There's a joke in that speech, too, where she drops her papers, and she says: "I think I'm going to try to forget what just happened." And that was the other thing — it was remarkable that I found with the women that I spoke to. Everyone had such a great sense of humor. One woman told me — this made me laugh so hard — that after she was diagnosed, all of her children gave her puzzles for Christmas.

On how people live — and continue living — with the disease

It's not like you have a disease and you disappear, you go away, and that's it. There's so many people who are living with this disease, you know, it's a progressive disease. So it's about how do you stay present? How do you stay with the people that you love? How do you keep the life going that you value?

On meeting with older people who had been living with Alzheimer's for a long time

Even when I went to a long-term-care facility, I met several people who were patients. I felt that I got a very strong sense of who they were. Then I spoke to the caregivers there and family members. There was one woman who told me to get away from the draft, I was going to get sick. And then her daughter came in. ... I said, "Is that your mother?" And she goes, "Oh yeah." ... I said, "Your mother told me I was going to get sick if I stayed in the draft." And she goes, "Yup, that's her, she's always telling people what to do. That's my mother." ...

I found that people did retain a tremendous sense of self. So I think the questions that it raises [include] ... Who are our essential selves? Who are we, and why do we place value on one stage of life or one stage of cognitive ability and not another?

On how this movie affected her thinking about aging

It's not just about aging, it's about mortality. And aging is about mortality, too. ... I think in our culture, and lots of cultures, we have this kind of, "You are as old as you think you are! Forever young!
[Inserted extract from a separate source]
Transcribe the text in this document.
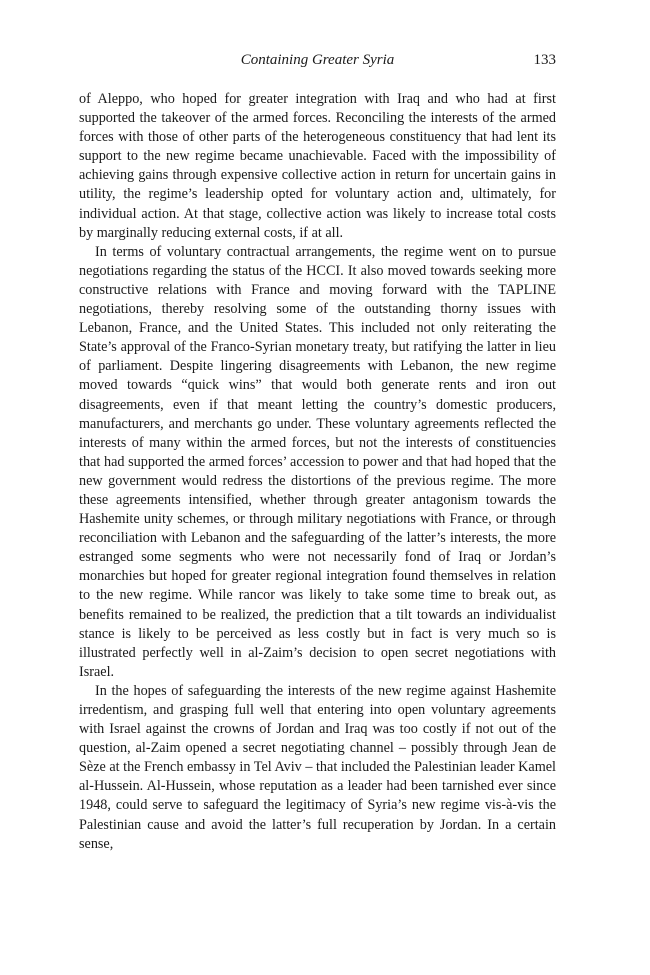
Containing Greater Syria	133

of Aleppo, who hoped for greater integration with Iraq and who had at first supported the takeover of the armed forces. Reconciling the interests of the armed forces with those of other parts of the heterogeneous constituency that had lent its support to the new regime became unachievable. Faced with the impossibility of achieving gains through expensive collective action in return for uncertain gains in utility, the regime’s leadership opted for voluntary action and, ultimately, for individual action. At that stage, collective action was likely to increase total costs by marginally reducing external costs, if at all.

In terms of voluntary contractual arrangements, the regime went on to pursue negotiations regarding the status of the HCCI. It also moved towards seeking more constructive relations with France and moving forward with the TAPLINE negotiations, thereby resolving some of the outstanding thorny issues with Lebanon, France, and the United States. This included not only reiterating the State’s approval of the Franco-Syrian monetary treaty, but ratifying the latter in lieu of parliament. Despite lingering disagreements with Lebanon, the new regime moved towards “quick wins” that would both generate rents and iron out disagreements, even if that meant letting the country’s domestic producers, manufacturers, and merchants go under. These voluntary agreements reflected the interests of many within the armed forces, but not the interests of constituencies that had supported the armed forces’ accession to power and that had hoped that the new government would redress the distortions of the previous regime. The more these agreements intensified, whether through greater antagonism towards the Hashemite unity schemes, or through military negotiations with France, or through reconciliation with Lebanon and the safeguarding of the latter’s interests, the more estranged some segments who were not necessarily fond of Iraq or Jordan’s monarchies but hoped for greater regional integration found themselves in relation to the new regime. While rancor was likely to take some time to break out, as benefits remained to be realized, the prediction that a tilt towards an individualist stance is likely to be perceived as less costly but in fact is very much so is illustrated perfectly well in al-Zaim’s decision to open secret negotiations with Israel.

In the hopes of safeguarding the interests of the new regime against Hashemite irredentism, and grasping full well that entering into open voluntary agreements with Israel against the crowns of Jordan and Iraq was too costly if not out of the question, al-Zaim opened a secret negotiating channel – possibly through Jean de Sèze at the French embassy in Tel Aviv – that included the Palestinian leader Kamel al-Hussein. Al-Hussein, whose reputation as a leader had been tarnished ever since 1948, could serve to safeguard the legitimacy of Syria’s new regime vis-à-vis the Palestinian cause and avoid the latter’s full recuperation by Jordan. In a certain sense,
You can do whatever! Fifty is the new 30!" This idea that somehow you're forever young and this refusal to look at our life cycle.

"I think you're never, never more in love with life than you are in the presence of death or your own mortality."

The thing that happens to Alice in this movie is that she's kind of in the prime of her life, and a great place in her life, and she's faced with the idea of her own mortality. She does know that it's going to be shorter than her expectation was, or it just forces her to acknowledge an end, which is very difficult for any of us to do.

I think the interesting thing about looking at the end of your life or knowing it's an end of your life is that you start to value what you have even more. You know, you value the present. I think you're never, never more in love with life than you are in the presence of death or your own mortality. ... You think about how much you love to live, how much you love the people you love. ... What do you value? Who do you value? What do you want to do? In a sense, it makes everything kind of crisper, and sharper and more vital.